Last Updated on 17th August 2018
Paul T Davies reviews Penelope Skiner’s play Meek now playing at the Traverse Theatre at the Edinburgh Fringe.
Dystopian drama is a distinct and enduring genre, and Penelope Skinner’s powerful new play, produced by Headlong, is a portrait of ruthless state control, especially of women. It’s a shame that the TV adaptation of The Handmaid’s Tale casts a strong shadow as the themes are very similar. But Skinner uses precise revelations and clues to paint a suffocating world through fragile female friendship.

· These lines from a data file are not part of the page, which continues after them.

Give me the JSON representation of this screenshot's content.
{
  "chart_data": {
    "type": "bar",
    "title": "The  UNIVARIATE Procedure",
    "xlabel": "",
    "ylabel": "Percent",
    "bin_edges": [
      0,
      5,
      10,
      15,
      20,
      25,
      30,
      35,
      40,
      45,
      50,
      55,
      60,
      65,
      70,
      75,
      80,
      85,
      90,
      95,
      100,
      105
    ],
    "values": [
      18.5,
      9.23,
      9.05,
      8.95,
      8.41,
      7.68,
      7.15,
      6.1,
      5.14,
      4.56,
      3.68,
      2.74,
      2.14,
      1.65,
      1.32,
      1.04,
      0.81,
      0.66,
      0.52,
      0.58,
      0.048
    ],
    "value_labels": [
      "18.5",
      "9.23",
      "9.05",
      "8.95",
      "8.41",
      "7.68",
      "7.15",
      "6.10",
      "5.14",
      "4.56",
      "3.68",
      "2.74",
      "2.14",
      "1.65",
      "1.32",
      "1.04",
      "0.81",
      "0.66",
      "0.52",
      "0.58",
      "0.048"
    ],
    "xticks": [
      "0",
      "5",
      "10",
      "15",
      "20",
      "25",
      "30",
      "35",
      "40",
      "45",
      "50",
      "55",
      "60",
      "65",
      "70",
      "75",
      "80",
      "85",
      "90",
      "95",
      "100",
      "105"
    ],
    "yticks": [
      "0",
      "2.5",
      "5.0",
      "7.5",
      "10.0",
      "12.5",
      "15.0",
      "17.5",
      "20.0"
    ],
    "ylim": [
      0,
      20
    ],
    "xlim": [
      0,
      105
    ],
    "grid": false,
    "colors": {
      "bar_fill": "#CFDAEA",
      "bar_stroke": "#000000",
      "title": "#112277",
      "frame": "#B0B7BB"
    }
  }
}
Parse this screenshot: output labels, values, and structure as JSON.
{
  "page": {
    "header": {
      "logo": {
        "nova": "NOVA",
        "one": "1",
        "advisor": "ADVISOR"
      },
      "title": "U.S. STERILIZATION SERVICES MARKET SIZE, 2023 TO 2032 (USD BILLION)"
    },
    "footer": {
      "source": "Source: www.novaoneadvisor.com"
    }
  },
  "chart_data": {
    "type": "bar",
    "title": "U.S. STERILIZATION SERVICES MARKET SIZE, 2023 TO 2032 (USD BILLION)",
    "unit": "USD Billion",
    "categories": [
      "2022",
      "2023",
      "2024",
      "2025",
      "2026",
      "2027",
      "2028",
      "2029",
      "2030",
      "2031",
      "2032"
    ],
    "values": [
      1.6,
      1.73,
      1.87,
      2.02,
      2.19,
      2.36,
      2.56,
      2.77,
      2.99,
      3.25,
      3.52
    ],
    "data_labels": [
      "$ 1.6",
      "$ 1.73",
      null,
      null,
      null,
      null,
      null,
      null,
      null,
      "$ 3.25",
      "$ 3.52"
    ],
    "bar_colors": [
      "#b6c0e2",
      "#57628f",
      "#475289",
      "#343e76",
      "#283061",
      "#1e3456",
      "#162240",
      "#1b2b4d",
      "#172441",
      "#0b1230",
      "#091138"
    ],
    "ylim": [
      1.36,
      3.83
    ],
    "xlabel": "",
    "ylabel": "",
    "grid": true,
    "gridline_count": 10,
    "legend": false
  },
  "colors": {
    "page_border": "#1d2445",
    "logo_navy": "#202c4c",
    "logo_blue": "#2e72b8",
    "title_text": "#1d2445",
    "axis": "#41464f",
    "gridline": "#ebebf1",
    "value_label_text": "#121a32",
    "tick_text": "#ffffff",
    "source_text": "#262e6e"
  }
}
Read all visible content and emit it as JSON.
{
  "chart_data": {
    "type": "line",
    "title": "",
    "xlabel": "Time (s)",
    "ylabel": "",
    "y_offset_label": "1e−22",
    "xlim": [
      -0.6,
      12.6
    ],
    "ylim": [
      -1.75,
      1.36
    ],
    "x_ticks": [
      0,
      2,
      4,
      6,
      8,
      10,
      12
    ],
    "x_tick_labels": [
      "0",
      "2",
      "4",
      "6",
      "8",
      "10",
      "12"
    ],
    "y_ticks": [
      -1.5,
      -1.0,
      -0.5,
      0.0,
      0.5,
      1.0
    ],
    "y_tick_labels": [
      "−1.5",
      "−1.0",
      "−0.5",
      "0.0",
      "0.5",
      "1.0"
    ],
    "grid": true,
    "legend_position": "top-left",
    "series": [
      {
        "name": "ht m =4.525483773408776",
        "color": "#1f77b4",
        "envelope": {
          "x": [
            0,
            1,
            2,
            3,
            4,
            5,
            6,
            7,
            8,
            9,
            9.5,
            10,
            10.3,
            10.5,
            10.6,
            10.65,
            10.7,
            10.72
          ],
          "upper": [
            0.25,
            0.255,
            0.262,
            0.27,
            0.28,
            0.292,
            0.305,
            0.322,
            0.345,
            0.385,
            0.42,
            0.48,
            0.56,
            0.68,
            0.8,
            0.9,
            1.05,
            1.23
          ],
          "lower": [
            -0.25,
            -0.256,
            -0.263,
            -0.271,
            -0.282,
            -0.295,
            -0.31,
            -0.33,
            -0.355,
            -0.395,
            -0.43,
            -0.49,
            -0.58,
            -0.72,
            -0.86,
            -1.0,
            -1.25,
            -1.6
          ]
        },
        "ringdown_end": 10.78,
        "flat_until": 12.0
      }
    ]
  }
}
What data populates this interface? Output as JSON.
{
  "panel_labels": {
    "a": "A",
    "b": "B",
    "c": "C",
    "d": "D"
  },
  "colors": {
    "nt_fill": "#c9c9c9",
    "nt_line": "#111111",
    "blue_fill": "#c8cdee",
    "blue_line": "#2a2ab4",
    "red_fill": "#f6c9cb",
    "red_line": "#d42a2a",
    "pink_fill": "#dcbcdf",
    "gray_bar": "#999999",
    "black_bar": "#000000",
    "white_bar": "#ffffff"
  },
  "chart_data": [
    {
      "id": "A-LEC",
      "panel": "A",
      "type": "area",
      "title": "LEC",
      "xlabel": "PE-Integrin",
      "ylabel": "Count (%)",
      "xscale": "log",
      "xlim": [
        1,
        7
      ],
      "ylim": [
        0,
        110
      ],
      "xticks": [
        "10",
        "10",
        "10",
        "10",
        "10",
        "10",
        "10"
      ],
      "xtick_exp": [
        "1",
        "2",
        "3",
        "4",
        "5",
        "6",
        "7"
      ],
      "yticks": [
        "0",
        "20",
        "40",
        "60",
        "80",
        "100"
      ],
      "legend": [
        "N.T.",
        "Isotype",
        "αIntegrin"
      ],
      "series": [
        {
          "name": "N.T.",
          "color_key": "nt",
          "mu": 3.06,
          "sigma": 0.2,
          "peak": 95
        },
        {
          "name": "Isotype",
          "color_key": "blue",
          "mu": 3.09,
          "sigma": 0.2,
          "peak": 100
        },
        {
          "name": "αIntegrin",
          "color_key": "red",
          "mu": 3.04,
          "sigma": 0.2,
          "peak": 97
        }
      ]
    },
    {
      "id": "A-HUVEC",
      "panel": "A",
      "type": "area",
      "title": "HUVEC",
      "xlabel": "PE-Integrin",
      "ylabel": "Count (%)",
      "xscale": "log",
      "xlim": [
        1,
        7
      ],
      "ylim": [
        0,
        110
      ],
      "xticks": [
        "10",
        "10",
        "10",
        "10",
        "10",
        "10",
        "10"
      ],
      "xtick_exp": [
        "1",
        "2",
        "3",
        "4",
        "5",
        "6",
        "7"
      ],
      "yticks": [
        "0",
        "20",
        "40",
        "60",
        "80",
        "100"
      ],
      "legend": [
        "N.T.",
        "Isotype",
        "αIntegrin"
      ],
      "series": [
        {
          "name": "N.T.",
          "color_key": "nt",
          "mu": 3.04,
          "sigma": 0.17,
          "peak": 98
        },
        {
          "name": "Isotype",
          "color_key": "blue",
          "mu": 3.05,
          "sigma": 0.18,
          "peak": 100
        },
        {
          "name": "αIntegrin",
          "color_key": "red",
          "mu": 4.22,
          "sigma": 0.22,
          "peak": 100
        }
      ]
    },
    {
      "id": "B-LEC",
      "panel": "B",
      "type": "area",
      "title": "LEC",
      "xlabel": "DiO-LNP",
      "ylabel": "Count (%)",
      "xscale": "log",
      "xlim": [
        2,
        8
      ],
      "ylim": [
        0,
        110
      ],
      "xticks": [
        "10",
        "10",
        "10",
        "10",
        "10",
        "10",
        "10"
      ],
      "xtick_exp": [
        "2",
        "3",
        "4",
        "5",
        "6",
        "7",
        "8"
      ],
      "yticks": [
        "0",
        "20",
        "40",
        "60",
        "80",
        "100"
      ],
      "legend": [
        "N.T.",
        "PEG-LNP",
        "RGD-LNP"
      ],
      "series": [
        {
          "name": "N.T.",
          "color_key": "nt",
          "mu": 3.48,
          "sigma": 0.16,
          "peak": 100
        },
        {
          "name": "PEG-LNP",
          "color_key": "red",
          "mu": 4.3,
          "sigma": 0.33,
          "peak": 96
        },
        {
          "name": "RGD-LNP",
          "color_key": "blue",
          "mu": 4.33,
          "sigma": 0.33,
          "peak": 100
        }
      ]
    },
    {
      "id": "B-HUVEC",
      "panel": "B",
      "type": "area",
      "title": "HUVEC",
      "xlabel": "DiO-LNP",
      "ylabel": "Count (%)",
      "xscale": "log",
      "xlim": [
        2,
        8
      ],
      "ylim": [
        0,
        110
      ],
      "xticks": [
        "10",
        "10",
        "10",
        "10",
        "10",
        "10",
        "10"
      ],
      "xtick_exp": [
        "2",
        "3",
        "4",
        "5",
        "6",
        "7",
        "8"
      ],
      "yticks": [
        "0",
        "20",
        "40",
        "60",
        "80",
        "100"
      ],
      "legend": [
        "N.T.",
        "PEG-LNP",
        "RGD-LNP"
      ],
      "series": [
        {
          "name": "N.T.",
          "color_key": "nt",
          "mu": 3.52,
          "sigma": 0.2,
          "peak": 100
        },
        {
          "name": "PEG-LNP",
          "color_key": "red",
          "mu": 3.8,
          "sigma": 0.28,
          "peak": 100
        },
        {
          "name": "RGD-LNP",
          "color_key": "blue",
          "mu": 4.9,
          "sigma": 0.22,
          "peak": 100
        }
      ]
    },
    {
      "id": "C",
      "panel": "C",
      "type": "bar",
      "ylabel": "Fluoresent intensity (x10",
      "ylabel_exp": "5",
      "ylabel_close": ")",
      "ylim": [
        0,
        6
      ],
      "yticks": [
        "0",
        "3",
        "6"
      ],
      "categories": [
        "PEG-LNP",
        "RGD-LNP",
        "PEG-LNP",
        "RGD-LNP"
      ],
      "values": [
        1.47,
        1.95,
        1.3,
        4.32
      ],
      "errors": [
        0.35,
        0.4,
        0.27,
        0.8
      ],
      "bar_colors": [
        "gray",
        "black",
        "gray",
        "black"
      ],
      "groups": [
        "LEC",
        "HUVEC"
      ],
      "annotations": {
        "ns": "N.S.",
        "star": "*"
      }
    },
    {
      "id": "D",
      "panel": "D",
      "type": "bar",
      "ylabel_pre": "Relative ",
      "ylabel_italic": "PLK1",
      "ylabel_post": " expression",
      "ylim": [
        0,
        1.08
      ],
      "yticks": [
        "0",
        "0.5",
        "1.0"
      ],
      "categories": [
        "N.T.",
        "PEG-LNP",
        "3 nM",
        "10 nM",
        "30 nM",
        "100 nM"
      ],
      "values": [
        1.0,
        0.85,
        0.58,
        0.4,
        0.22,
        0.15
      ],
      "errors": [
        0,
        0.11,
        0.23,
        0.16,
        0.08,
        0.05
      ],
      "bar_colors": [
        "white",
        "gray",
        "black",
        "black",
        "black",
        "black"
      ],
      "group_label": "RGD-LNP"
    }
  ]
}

The trio of actors work extremely well together and they are a fine ensemble. Irene, excellent Shvorne Marks, is imprisoned for singing a blashemous song in public. Her dream is to be famous and share her music, but her trial goes against her, and she refuses to tell the lies of the State to save their international image. Lawyer Gudrun, Amanda Wright, fights to save her, but worldwide protests fail. Skinner reveals that this is also a tale of betrayal, and religious friend Anna, Scarlett Brookes, underlines patriarchy successfully dividing and ruling.
It’s bleak but pertinent, beautifully directed by Amy Hodge, and the design takes us through the seasons with clarity. The country is un- named, but it may be a Scandinavian one known currently for tolerance. That whispers of a woman’s place are becoming louder, means that this is a tale still needing to be told.